2. Find Specific Process Uptime Using Monit
Though you may first need to install it, Monit is yet another small utility for managing and monitoring processes, files, and filesystems on a Unix system along with automatic maintenance and repair.
Install Monit on Linux
$ sudo apt install monit [On Debian, Ubuntu and Mint] $ sudo yum install monit [On RHEL/CentOS/Fedora and Rocky Linux/AlmaLinux] $ sudo emerge -a monit [On Gentoo Linux] $ sudo apk add monit [On Alpine Linux] $ sudo pacman -S monit [On Arch Linux] $ sudo zypper install monit [On OpenSUSE]
Once installed, you also need to configure Monit in Linux before you start using it for process uptime. First, launch the monit daemon and check the status by running:
$ sudo monit $ sudo systemctl status monit
Surprisingly, Monit also provides a web interface for those who prefer a graphical interface instead of a command line. So, to enable the web interface, you need to edit the monit configuration file located mainly at /etc/monit/monitrc for Debian-based Ubuntu and Linux Mint and at /etc/monit.conf for Red-Hat-based Fedora.

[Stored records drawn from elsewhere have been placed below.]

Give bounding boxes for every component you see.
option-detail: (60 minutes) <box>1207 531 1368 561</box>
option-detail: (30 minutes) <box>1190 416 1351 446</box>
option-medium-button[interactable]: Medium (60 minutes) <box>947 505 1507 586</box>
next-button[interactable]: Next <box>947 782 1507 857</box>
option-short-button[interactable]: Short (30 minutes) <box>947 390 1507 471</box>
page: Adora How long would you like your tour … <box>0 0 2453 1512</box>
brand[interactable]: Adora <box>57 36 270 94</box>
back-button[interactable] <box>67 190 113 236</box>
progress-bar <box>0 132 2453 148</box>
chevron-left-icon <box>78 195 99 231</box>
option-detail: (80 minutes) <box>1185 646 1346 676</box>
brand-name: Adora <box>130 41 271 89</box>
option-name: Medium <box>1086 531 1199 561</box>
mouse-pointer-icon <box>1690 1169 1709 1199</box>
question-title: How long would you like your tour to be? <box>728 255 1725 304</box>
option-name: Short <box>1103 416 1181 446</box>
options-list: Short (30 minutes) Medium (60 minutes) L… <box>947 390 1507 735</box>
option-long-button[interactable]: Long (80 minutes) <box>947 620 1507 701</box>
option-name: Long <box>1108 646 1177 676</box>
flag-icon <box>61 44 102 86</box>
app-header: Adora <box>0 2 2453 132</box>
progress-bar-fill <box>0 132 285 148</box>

Just open the file in your favorite editor:
$ vi /etc/monit/monitrc
And uncomment the following lines shown below screenshot i.e. IP address and monit admin user.
Next, you also need to restart the monit service to apply your new config changes. Enable it also if you want to auto-run during system startup.
$ systemctl start monit $ systemctl enable monit $ systemctl status monit
Now, you’re ready to access the monit web interface by navigating to the localhost URL in your browser.
As you will hit the url, it will prompt you for credentials. You can use the default “admin” as username and “monit” as password. Once entered, you’ll see the below screen.
The interface will list all running processes along with other details like CPU, memory usage, boot time, and uptime.
At last, we learned to check the uptime of individual processes in Linux, but before we also need its process ID which we saw how we can get using various Linux command line tools. You can explore more above all methods to get the best-desired output in your comfortable way.